Dáil debates

Tuesday, 20 June 2023

Education Costs: Motion (Resumed) [Private Members]

 

8:10 pm

Photo of Sorca ClarkeSorca Clarke (Longford-Westmeath, Sinn Fein) | Oireachtas source

I echo what Deputy O'Reilly said about the need to actually support this motion. Education is the last great equaliser of society. While it is no load to bear, the opportunities it presents, particularly to those who were born into disadvantage, cannot be overestimated.

I will briefly touch on some comments made by the Minister for Further and Higher Education, Research, Innovation and Science earlier. I am not sure what he thought he was doing. Perhaps he was playing to the audience of those he hopes will vote for him in the next Fine Gael leader's election but considering how long Fine Gael has been in power, if he thinks that parents and students believe a word that comes out of his mouth about how it has the solutions to this issue, he is very wrong.

I spoke earlier about this needing to be a first step. This needs to be the first step. The post-primary schoolbooks scheme needs to be a first step. We then need to tackle capitation grant levels. The Minister of State mentioned them in his contribution. They are nowhere near the pre-economic crash level, never mind being increased due to increasing costs since then. While pupil-teacher ratios have come down, we are still a country mile away from where some of our European neighbours are and those we should seek to replicate.

Regarding the summer works scheme, I was in a school recently where the footpath was so crumbled, it is now literally a slip and trip hazard for the students and teachers in that school. Where is that programme at? Where is the ICT grant programme at? The Government has introduced a digital strategy but it is failing to actually resource schools to be able to deliver a request the Department is making of them. It is the same with the assistant principal 1 and assistant principal 2 posts. The Department has these asks of schools but it is failing to resource the management capabilities within the schools for the schools to be able to deliver them.

Do not get me started on books for the visually impaired. It is a thundering disgrace that any child should have to wait that length of time to get a book simply because it is in braille. If this was in any other circumstance, I can guarantee that somebody would have taken a legal action against the State.

We also need to drastically improve the level of intervention therapy services within our schools, particularly speech and language therapies. There is a reason they are so effective at a particular age and get more difficult as the child grows older. We need to have an honest conversation about the reasonable accommodation scheme for students with disabilities or students who may need additional supports. I will give the Minister an example of one comment a principal made to me quite recently. It involved the frozen fish fingers that come in a box. Two siblings in that principal's school came to the attention of one of the teachers. Something was a little of in the classroom. One sibling had one frozen fish finger in their lunch box while the other sibling had the other frozen fish finger in their lunch box.

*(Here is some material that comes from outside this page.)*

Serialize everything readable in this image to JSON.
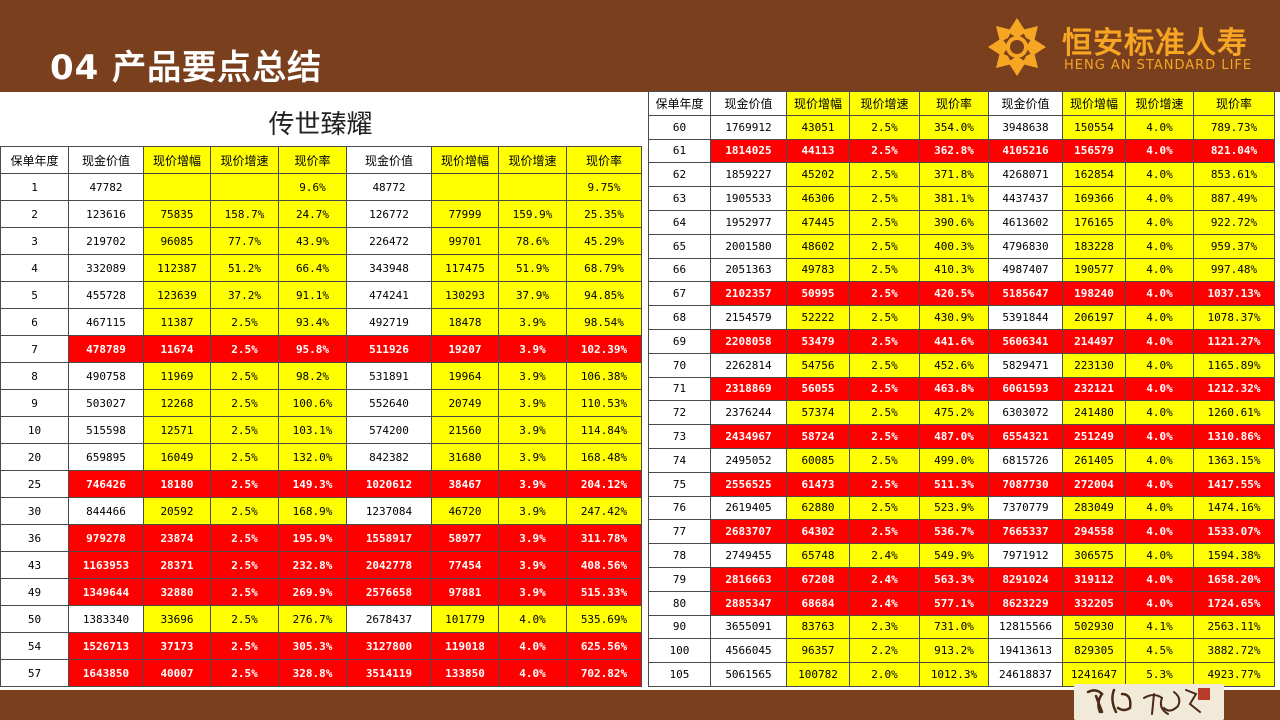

While the Government talks about school meals and expanding the school meals programme, it needs to look at it as a whole, because while the Government is expanding it, it is not increasing the funding to schools to allow them to cope with the increased electricity costs where that food is produced on site or to manage the additional waste that comes from providing school meals. The Government talks about the primary school book grant, which is very welcome, but I am not the only parent who has received an email from a school saying that it does not go far enough. In fact, there were reports saying that it should be around €110 per year to be effective.

I listened with some level of interest when the Minister spoke about the school transport system last year being a success. I think there is a level of amnesia here. The school transport system last year was anything but a success. The only thing in school transport last year that somebody should be commenting on was the fact that it was an absolute disaster and how he or she will never stand over such a disaster happening again. The only thing that equals the unmet demand in school transport is the unpublished review that should have been out by now because students are going to be reliant on this, come September.

Another issue I wish to raise is that of teachers contributing to schools on a voluntary basis. Teachers giving freely of their time is not a never-ending resource. Teachers will not work for nothing forever. At this point, schools will have to start asking whether they have the capacity to deliver what the Department is asking them to deliver without that additional finance being available. Deputy Ó Laoghaire made a very good comment earlier. Sinn Féin introduced the Education (Voluntary Contributions) Bill but the Government kicked it down the road. We introduced a Bill on affordable school uniforms but the Government failed to support that. There is a considerable amount of work to be done when it comes to adequately funding education. Do not be so blind to good ideas simply because they do not come from that side of the House.